Slapeloosheid genereert niet veel spanning. Het is ontspannen en spraakzaam, waarbij iedereen op elkaar reageert in strakke, straffende close-ups; het is te afgemeten en terughoudend voor zijn eigen bestwil. De misdaad is zo saai als een roestig scharnier, en er is geen spanning bij het vinden van de identiteit van de moordenaar. Regisseur Nolan schuwt het geweld in de Noorse film en behandelt de weerzinwekkende aspecten van de moord zelf met een bijna afstandelijke discretie.

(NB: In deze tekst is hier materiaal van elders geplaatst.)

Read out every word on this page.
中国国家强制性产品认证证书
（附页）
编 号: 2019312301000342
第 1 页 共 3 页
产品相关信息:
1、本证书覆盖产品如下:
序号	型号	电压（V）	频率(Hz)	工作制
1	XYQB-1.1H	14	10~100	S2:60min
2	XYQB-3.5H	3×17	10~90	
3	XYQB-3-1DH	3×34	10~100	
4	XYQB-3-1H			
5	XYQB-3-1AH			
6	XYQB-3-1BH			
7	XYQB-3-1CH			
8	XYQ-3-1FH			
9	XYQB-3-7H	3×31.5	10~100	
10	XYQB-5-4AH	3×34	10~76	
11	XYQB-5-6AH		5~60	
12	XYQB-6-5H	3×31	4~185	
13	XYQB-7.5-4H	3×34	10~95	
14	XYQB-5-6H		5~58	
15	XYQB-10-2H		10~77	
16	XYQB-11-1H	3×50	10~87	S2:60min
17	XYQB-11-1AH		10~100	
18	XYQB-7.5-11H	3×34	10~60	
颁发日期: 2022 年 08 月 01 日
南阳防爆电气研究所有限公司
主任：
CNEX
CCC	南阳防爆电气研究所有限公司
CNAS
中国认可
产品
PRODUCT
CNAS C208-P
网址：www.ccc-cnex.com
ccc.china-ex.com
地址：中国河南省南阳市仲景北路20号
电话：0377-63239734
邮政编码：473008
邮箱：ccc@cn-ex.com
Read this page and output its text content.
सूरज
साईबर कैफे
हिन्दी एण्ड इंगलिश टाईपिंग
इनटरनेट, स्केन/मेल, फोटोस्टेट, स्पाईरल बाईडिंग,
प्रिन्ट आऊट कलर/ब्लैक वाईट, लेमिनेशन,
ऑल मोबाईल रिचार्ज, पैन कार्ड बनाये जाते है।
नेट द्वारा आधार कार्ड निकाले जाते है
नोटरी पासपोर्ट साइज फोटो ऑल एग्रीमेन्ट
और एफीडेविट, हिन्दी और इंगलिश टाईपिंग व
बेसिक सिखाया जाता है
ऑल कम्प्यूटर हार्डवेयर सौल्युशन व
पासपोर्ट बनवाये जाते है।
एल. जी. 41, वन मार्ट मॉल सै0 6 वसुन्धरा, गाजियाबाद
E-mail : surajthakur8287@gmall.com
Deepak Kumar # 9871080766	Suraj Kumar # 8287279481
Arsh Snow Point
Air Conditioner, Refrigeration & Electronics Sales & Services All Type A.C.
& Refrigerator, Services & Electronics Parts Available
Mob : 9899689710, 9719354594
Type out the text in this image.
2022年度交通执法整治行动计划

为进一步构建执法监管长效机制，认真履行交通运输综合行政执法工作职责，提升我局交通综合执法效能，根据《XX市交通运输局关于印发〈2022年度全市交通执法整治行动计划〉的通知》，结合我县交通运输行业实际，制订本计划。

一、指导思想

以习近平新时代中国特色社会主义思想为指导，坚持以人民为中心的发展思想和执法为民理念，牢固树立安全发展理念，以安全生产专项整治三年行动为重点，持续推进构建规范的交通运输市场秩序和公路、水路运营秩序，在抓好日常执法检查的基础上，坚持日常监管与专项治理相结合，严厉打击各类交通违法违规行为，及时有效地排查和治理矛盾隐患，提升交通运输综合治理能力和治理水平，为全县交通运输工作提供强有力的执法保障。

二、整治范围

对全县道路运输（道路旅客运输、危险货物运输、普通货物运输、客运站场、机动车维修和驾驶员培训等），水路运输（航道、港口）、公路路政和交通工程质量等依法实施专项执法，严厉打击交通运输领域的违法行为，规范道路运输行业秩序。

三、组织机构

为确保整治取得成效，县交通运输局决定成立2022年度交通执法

Het verhaal wordt in ieder geval niet achterstevoren verteld, zoals in Memento. En de kille sfeer die wordt gesmeed door het ijzige camerawerk van Wally Pfister creëert een aanhoudende sfeer van blauwe melancholie die de confrontaties van een toch al onstabiele agent met zijn duistere kant dubbel ontmoedigend maakt. De misplaatste Hilary Swank ziet er net zo ongemakkelijk en misplaatst uit in een politieuniform als in de Franse jurken van The Affair of the Necklace. Was die Oscar voor Boys Don't Cry een vergissing, of heeft ze gewoon een nieuwe agent nodig? Martin Donovan, als de partner die vroeg in een lijkzak vertrekt, en Maura Tierney, als de sympathieke manager van de lodge waar de politie is gehuisvest, zijn verspild. Mr. Williams is inderdaad heel vreemd - met een strak gezicht en spottend als een grote harige trol - maar het is fascinerend om te zien hoe hij een gemene psychopaat speelt en een regelrechte dramatische rol ontwikkelt zonder een spoor van shtick. Hij is al zo lang een hansworst dat ik was vergeten dat hij kon acteren.

Slapeloosheid is niet mijn soort arseen, maar het is zo goed gemaakt en raadselachtig dat ik het toch leuk vond. Ik denk dat je dit een gemengde (en gemengde) recensie zou kunnen noemen, zoals de film zelf.